Comment by quelsolaar
3 years ago
This is the problem. Things get complicated fast. If we mandate null termination, then its impossible to have multiple embeds in a row to concatenate files, or we need some how to have rules for when to add null termination and not. These rules in turn are not going to be read by all users, so some people will just assume that embed always adds null terminate in when it doesn't and then we are back to square one. The more we add the more corner cases there are.
I don't see how that would prevent sequential embeds unless you have defined the semantics of embed to be a textual include, which if that's the case then the mistake are the semantics and not the constraints on compilers or embedded files.

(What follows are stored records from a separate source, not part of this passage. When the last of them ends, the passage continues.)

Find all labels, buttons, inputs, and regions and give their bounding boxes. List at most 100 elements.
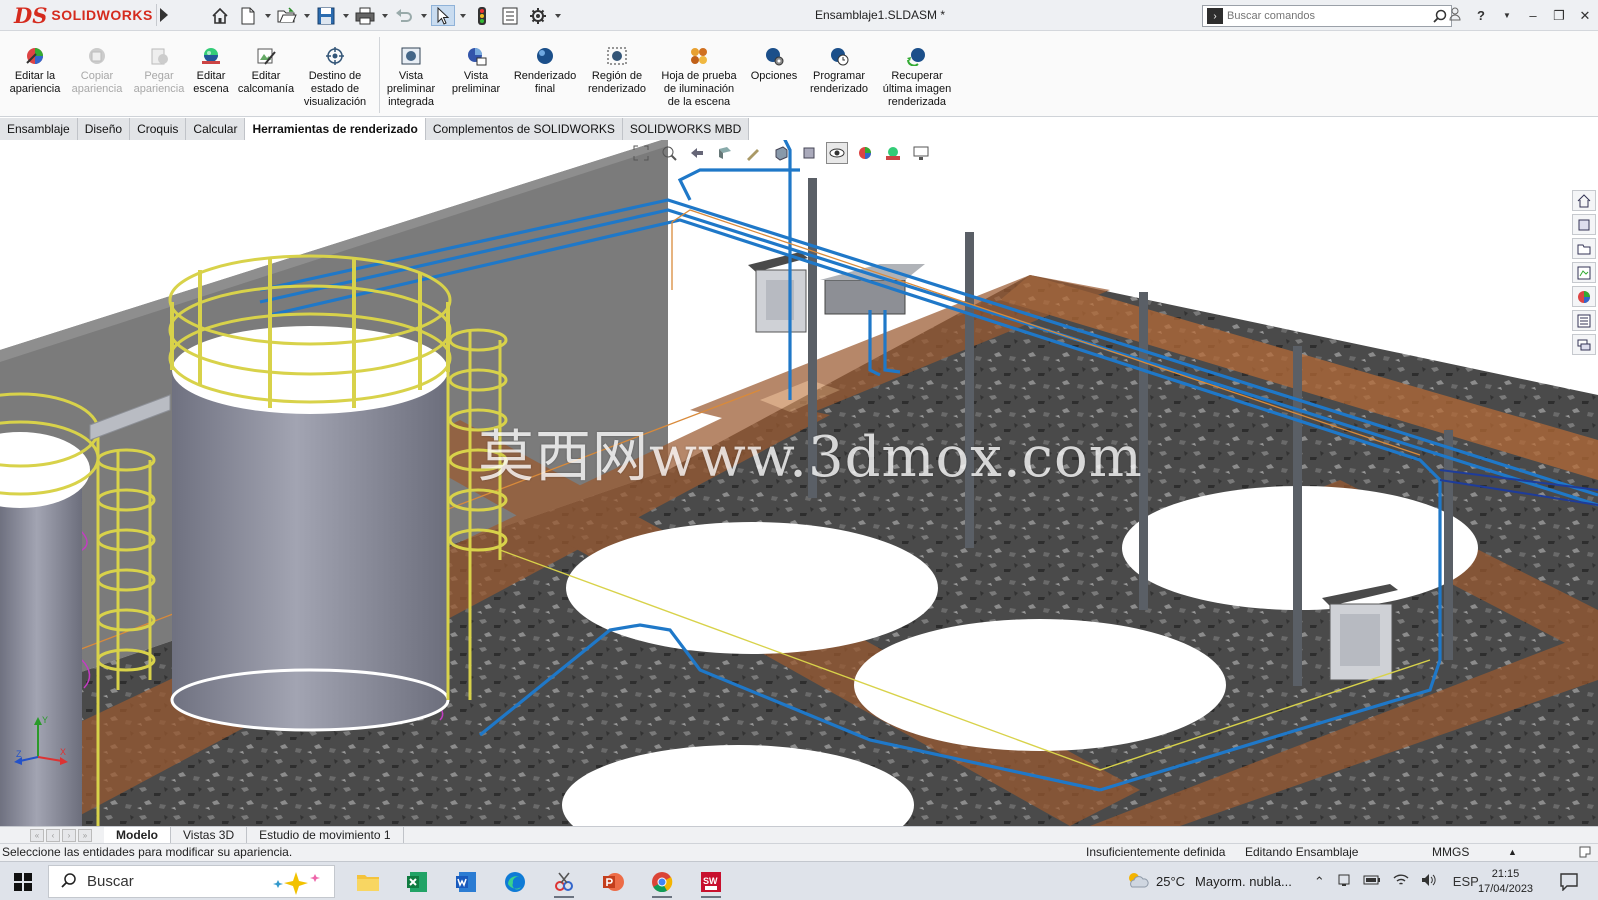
tab-solidworks-mbd[interactable]: SOLIDWORKS MBD: [623, 118, 750, 140]
taskbar-search-box[interactable]: Buscar: [48, 865, 335, 898]
ribbon-label: final: [534, 83, 556, 95]
tab-evaluate[interactable]: Calcular: [186, 118, 246, 140]
zoom-to-area-icon[interactable]: [658, 142, 680, 164]
wifi-icon[interactable]: [1393, 873, 1409, 890]
tab-assembly[interactable]: Ensamblaje: [0, 118, 78, 140]
view-palette-icon[interactable]: [1572, 262, 1596, 283]
restore-icon[interactable]: ❐: [1546, 8, 1572, 24]
edit-decal-icon: [255, 46, 277, 66]
ribbon-separator: [379, 37, 380, 113]
command-manager-ribbon: Editar la apariencia Copiar apariencia P…: [0, 31, 1598, 117]
ribbon-label: Hoja de prueba: [661, 70, 737, 82]
section-view-icon[interactable]: [714, 142, 736, 164]
ribbon-label: preliminar: [451, 83, 501, 95]
taskbar-apps: SW: [350, 865, 729, 898]
integrated-preview-button[interactable]: Vista preliminar integrada: [382, 46, 440, 109]
minimize-icon[interactable]: –: [1520, 8, 1546, 23]
notification-center-icon[interactable]: [1560, 873, 1578, 894]
volume-icon[interactable]: [1421, 873, 1437, 890]
recall-last-render-button[interactable]: Recuperar última imagen renderizada: [876, 46, 958, 109]
previous-view-icon[interactable]: [686, 142, 708, 164]
battery-icon[interactable]: [1363, 874, 1381, 889]
tab-render-tools[interactable]: Herramientas de renderizado: [245, 118, 426, 140]
scroll-last-icon[interactable]: »: [78, 828, 92, 842]
taskbar-clock[interactable]: 21:15 17/04/2023: [1478, 867, 1533, 897]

edit: why is it desirable to concatenate files with #embed? Does that not seem out of scope if not contrived?
Why assume the data should be null terminated? Its an array with a known compile time size. Binary data often needs to include 0 / NULL.
This is literally the premise of this comment chain. Can you see how the standard can get dragged around by various competing needs? People want to embed strings, with null termination, some just want to embed binary data. Neither is particularly “wrong”. And in this thread everyone is presenting “obvious” solutions that are one or the other.
No, at least in this case I think the feature chooses the correct path on this. If you want to embed a string that’s null terminated then just save the string into a file as a null terminated string or copy it from the array to a proper string type. It looks like you may even be able to use this with a struct which might let you add a null termination after the array.
Though yes I agree lots of features get bogged down trying to handle everything. But in this case not adding it creates even more complexity. You can store strings natively in C. You can’t include binary blobs in C in a platform independent way so you have hacks that explode compile times for everyone using that software.
The ability to add vendor specific attributes also allows for those use cases to evolve naturally while still solving the core problem of embedding binary data.